By David Mantey, Editorial Director, IEN.com
Published with permission from the EDS 2017 Summit Daily, May 17, 2017
Walter E. Tobin is the CEO of the Electronics Representatives Association (ERA). In a new interview, he discusses the current state of the electronics industry, and some of the biggest obstacles that the ERA faces.
David Mantey: What are your thoughts on the current state of the electronics distribution industry?
Walter E. Tobin: The electronics distribution industry is strong. Most, if not all, of [distributors] reported strong sales numbers for Q1 2017. This bears out the strong value proposition that distribution provides in risk mitigation and continuity of supply.

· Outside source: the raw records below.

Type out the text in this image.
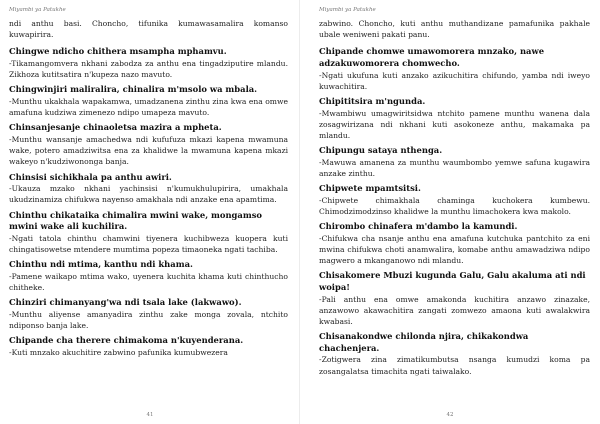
Miyambi ya Patukhe
ndi anthu basi. Choncho, tifunika kumawasamalira komanso kuwapirira.
Chingwe ndicho chithera msampha mphamvu.
-Tikamangomvera nkhani zabodza za anthu ena tingadziputire mlandu. Zikhoza kutitsatira n'kupeza nazo mavuto.
Chingwinjiri maliralira, chinalira m'msolo wa mbala.
-Munthu ukakhala wapakamwa, umadzanena zinthu zina kwa ena omwe amafuna kudziwa zimenezo ndipo umapeza mavuto.
Chinsanjesanje chinaoletsa mazira a mpheta.
-Munthu wansanje amachedwa ndi kufufuza mkazi kapena mwamuna wake, potero amadziwitsa ena za khalidwe la mwamuna kapena mkazi wakeyo n'kudziwononga banja.
Chinsisi sichikhala pa anthu awiri.
-Ukauza mzako nkhani yachinsisi n'kumukhulupirira, umakhala ukudzinamiza chifukwa nayenso amakhala ndi anzake ena apamtima.
Chinthu chikataika chimalira mwini wake, mongamso mwini wake ali kuchilira.
-Ngati tatola chinthu chamwini tiyenera kuchibweza kuopera kuti chingatisowetse mtendere mumtima popeza timaoneka ngati tachiba.
Chinthu ndi mtima, kanthu ndi khama.
-Pamene waikapo mtima wako, uyenera kuchita khama kuti chinthucho chitheke.
Chinziri chimanyang'wa ndi tsala lake (lakwawo).
-Munthu aliyense amanyadira zinthu zake monga zovala, ntchito ndiponso banja lake.
Chipande cha therere chimakoma n'kuyenderana.
-Kuti mnzako akuchitire zabwino pafunika kumubwezera
41
Miyambi ya Patukhe
zabwino. Choncho, kuti anthu muthandizane pamafunika pakhale ubale weniweni pakati panu.
Chipande chomwe umawomorera mnzako, nawe adzakuwomorera chomwecho.
-Ngati ukufuna kuti anzako azikuchitira chifundo, yamba ndi iweyo kuwachitira.
Chipititsira m'ngunda.
-Mwambiwu umagwiritsidwa ntchito pamene munthu wanena dala zosagwirizana ndi nkhani kuti asokoneze anthu, makamaka pa mlandu.
Chipungu sataya nthenga.
-Mawuwa amanena za munthu waumbombo yemwe safuna kugawira anzake zinthu.
Chipwete mpamtsitsi.
-Chipwete chimakhala chaminga kuchokera kumbewu. Chimodzimodzinso khalidwe la munthu limachokera kwa makolo.
Chirombo chinafera m'dambo la kamundi.
-Chifukwa cha nsanje anthu ena amafuna kutchuka pantchito za eni mwina chifukwa choti anamwalira, komabe anthu amawadziwa ndipo magwero a mkanganowo ndi mlandu.
Chisakomere Mbuzi kugunda Galu, Galu akaluma ati ndi woipa!
-Pali anthu ena omwe amakonda kuchitira anzawo zinazake, anzawowo akawachitira zangati zomwezo amaona kuti awalakwira kwabasi.
Chisanakondwe chilonda njira, chikakondwa chachenjera.
-Zotigwera zina zimatikumbutsa nsanga kumudzi koma pa zosangalatsa timachita ngati taiwalako.
42
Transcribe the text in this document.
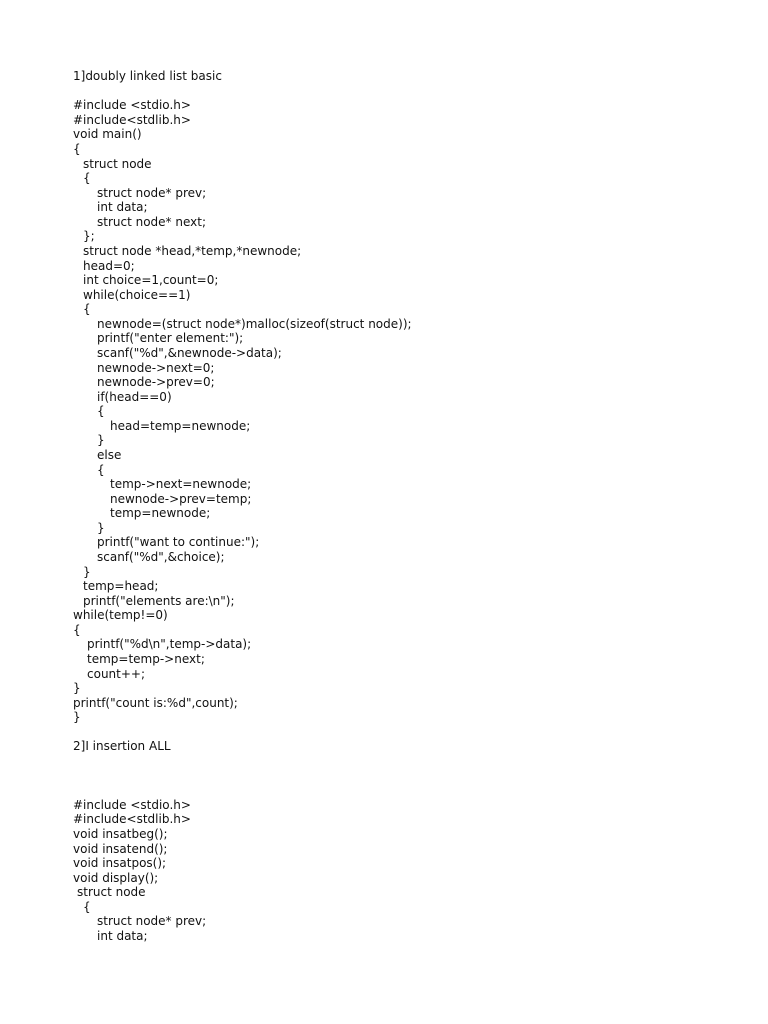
1]doubly linked list basic
#include <stdio.h>
#include<stdlib.h>
void main()
{
struct node
{
struct node* prev;
int data;
struct node* next;
};
struct node *head,*temp,*newnode;
head=0;
int choice=1,count=0;
while(choice==1)
{
newnode=(struct node*)malloc(sizeof(struct node));
printf("enter element:");
scanf("%d",&newnode->data);
newnode->next=0;
newnode->prev=0;
if(head==0)
{
head=temp=newnode;
}
else
{
temp->next=newnode;
newnode->prev=temp;
temp=newnode;
}
printf("want to continue:");
scanf("%d",&choice);
}
temp=head;
printf("elements are:\n");
while(temp!=0)
{
printf("%d\n",temp->data);
temp=temp->next;
count++;
}
printf("count is:%d",count);
}
2]I insertion ALL
#include <stdio.h>
#include<stdlib.h>
void insatbeg();
void insatend();
void insatpos();
void display();
struct node
{
struct node* prev;
int data;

At the same time, distribution is facing manufacturer consolidation and shifting alliances among many of the major manufacturers as they fight for share of mind and try to protect their IP with the end customers.
In some cases, this consolidation has resulted in margin erosion, thus affecting the top line gross profit margins for the channel. Time will tell what affect this may have on the ability to continue to field fully staffed branch offices and field engineering resources.
Mantey: In your opinion, what are the greatest obstacles that reps and manufacturers face?
Tobin: Manufacturer consolidation, tracking global splits, ASP
[average selling price] erosion, and overall declining commission rates are their major obstacles for reps.
Manufacturers’ obstacles include how to rationalize the combined company after a merger, and how to satisfy Wall Street with continued improved EPS [earnings per share] and ROWC [return on working capital].
Mantey: What can be improved? What is working well?
Tobin: The industry needs to work in a more collaborative manner. Reps, distributors, and manufacturers all [need] to show the end customer a strong value proposition. In some cases, this does not happen as often, or as well, as it should
Mantey: How has the industry changed in the last year?
Tobin: Many major manufacturer consolidations have resulted in changes in the channel and rep lineups.
Mantey: What can be done to improve the manufacturer-representative relationship?
Tobin: Reward performance with a fair commission rate, and understand that all of the non-selling activities that are required, like Salesforce.com and other funnel updates, take away valuable selling time. Also, be able to track splits, pay fairly on out of territory sales, and be aware of ASP erosion.